The CDC did not immediately respond to requests for comment on Trump's remark.

Trump also said he thinks drug manufacturers are having "tremendous success" with vaccines.

"The results will be early and strong. The safety has to be 100% and we will insist and companies will insist," he said.

As larger amounts of vaccines become available, there will be two concurrent goals, according to the CDC: to ensure widespread access to vaccination and to ensure high uptake in target populations, especially those at high risk of death or complications from Covid-19 .

"The CDC's goal is to have enough Covid-19 vaccine for everyone in the US who wants to be vaccinated," Redfield said.

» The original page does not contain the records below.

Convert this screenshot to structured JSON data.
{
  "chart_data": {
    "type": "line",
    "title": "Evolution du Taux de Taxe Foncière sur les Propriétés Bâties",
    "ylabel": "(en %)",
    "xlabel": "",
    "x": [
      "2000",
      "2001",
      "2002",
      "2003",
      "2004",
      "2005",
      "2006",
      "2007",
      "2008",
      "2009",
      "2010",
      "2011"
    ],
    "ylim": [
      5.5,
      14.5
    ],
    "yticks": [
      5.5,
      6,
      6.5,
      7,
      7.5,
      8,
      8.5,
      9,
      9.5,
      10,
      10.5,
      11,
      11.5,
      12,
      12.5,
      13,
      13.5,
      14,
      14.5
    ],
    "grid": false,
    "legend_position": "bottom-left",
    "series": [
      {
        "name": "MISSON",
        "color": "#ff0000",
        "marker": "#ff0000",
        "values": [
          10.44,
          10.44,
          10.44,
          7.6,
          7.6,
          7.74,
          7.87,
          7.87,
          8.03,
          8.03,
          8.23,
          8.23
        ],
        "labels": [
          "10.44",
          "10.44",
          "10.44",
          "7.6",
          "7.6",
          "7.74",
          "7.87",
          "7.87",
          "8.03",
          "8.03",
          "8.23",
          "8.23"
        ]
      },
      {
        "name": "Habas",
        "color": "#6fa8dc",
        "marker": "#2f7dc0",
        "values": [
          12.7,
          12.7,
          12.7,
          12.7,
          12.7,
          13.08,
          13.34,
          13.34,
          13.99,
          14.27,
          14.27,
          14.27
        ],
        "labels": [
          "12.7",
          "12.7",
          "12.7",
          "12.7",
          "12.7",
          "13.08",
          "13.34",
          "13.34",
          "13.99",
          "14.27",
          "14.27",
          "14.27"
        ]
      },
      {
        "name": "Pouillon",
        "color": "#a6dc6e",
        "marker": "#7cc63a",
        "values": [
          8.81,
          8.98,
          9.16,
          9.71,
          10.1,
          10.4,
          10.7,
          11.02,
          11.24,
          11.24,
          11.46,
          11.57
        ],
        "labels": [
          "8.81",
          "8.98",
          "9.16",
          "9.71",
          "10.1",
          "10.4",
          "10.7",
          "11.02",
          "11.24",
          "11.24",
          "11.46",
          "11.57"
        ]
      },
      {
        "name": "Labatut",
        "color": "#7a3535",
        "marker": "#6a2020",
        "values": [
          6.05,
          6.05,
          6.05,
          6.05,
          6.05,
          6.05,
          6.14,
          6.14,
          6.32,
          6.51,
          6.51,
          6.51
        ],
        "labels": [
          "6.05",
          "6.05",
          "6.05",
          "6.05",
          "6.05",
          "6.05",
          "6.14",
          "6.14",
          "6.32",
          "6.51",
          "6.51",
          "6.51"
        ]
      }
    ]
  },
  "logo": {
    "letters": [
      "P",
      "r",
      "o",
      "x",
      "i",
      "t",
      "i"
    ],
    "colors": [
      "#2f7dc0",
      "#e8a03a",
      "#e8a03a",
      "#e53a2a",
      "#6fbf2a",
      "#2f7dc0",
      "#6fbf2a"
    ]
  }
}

Even if a vaccine can be distributed by the end of the year, numerous polls suggest that Americans would be reluctant to get one.

Only 42% of Americans say they would want a vaccine, according to a survey by the non-partisan Kaiser Family Foundation released this month. 60% to 80% of population epidemiologists say it is necessary to achieve what is known as herd immunity and to suppress the virus.

CNBC's Kevin Breuninger contributed to this article.